Critical Thinking
From the Sckeptical Inquirer (via arts and letters daily): Critical Thinking, What is it good for? (In fact, what is it?)
In short, since it is so easy to misperceive reality, a critical thinker is disinclined to take things at face value, suspicious of certainties, not easily swayed by conventional (or unconventional) wisdom, and distrustful of the facades and ideologies that serve as the ubiquitous cosmetics of social life.
In other words, critical thinkers are necessarily skeptics. Skepticism can be summarized as concisely as this (Skeptic 2005):
[. . .]
- Skeptics do not believe easily. They have outgrown childlike credulity (Dawkins 1995) to a greater extent than most adults ever do.
- When skeptics take a position, they do so provisionally. They understand that their knowledge on any subject is fallible, incomplete, and subject to change.
- Skeptics defer to no sacred cows. They regard orthodoxies as the mortal enemy of critical thought-all orthodoxies, including those that lie close to home.
Like the honest juror, the critical thinker is ethically committed to the concept of due process-intellectual due process-as the best way to increase the likelihood of finding the truth. This code of intellectual conduct demands giving ideas their day in court before rendering an informed and reasoned verdict. It requires such traits as these:
- Being unwilling to subordinate one's thinking to orthodoxies that demand to be swallowed whole-at the risk of being charged with heresy
- Refusing to dismiss possible merits in ideas that otherwise may be deeply repugnant-at the risk of appearing immoral
- Being capable of saying, "I don't know"-at the risk of appearing unintelligent
- Being willing to judge the truth value of ideas sponsored by demographic and cultural groups to which one does not belong-at the risk of being accused of prejudice
- Being willing to change one's mind-at the risk of appearing capricious
- Being open to the arguments of adversaries-at the risk of appearing disloyal
- Having an acute awareness of the limits and fallibility of one's knowledge-at the risk of seeming to suffer from that dreaded malady, low self-esteem
In short, this aspect of critical thinking can be the most difficult of all. Subjecting ideas to intellectual due process can require more integrity, humility, tolerance of uncertainty, and courage than most of us find easy to summon.
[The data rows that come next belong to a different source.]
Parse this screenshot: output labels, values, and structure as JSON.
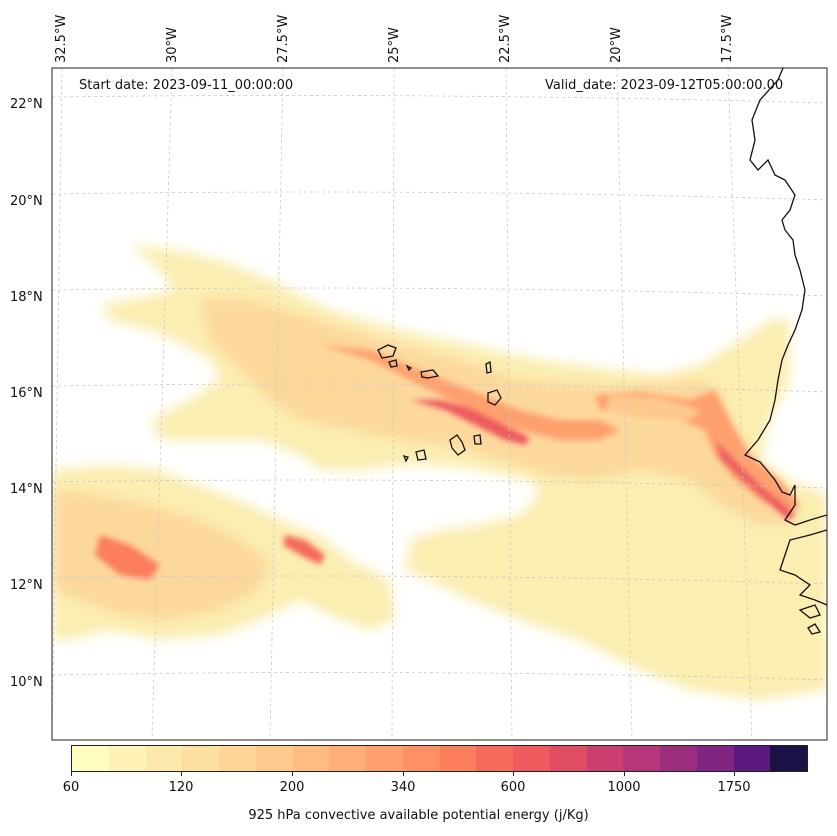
{
  "annotations": {
    "start_date": "Start date: 2023-09-11_00:00:00",
    "valid_date": "Valid_date: 2023-09-12T05:00:00.00"
  },
  "longitude_labels": [
    "32.5°W",
    "30°W",
    "27.5°W",
    "25°W",
    "22.5°W",
    "20°W",
    "17.5°W"
  ],
  "latitude_labels": [
    "22°N",
    "20°N",
    "18°N",
    "16°N",
    "14°N",
    "12°N",
    "10°N"
  ],
  "colorbar": {
    "label": "925 hPa convective available potential energy (j/Kg)",
    "tick_labels": [
      "60",
      "120",
      "200",
      "340",
      "600",
      "1000",
      "1750"
    ],
    "colors": [
      "#fcfdbf",
      "#fcf3b5",
      "#fde9ab",
      "#fedfa2",
      "#fed598",
      "#fec98d",
      "#febc83",
      "#feaf78",
      "#fea06e",
      "#fd9065",
      "#fb7e5d",
      "#f66b5c",
      "#ee5a5e",
      "#e04c62",
      "#cb3e70",
      "#b5367a",
      "#9b2e7f",
      "#7f2582",
      "#5c1a80",
      "#1c1144"
    ]
  },
  "legend_name": "CAPE field (925 hPa)"
}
No wonder we will join a wild-eyed, slobbering lynch mob from time to time.
[. . .]
Multidimensional critical thinking is not simply a byproduct of something else. It must be taught. Well, then, what about the "critical-thinking" trend that has permeated American education across the curriculum at all levels? Are these efforts succeeding in materially strengthening the quality of critical thinking in society at large? Again, the various indicators of uncritical thought in our society suggest not. It is doubtful that what students learn from those classrooms and texts does much to alter their worldviews and values regarding the truth. A primary cause of this shortfall is the antiseptic nature of the "critical thinking" typically taught to students. Either most teachers and authors do not possess a highly multidimensional conception of critical thinking themselves, or they are reluctant (perhaps with good reason) to approach the perilous territory-way past logical fallacies and weeping Madonna statues-to which full-fledged critical thinking inevitably leads. The result is the commonplace teaching of quasi-critical thinking.
Validity and soundness are not easy to achieve.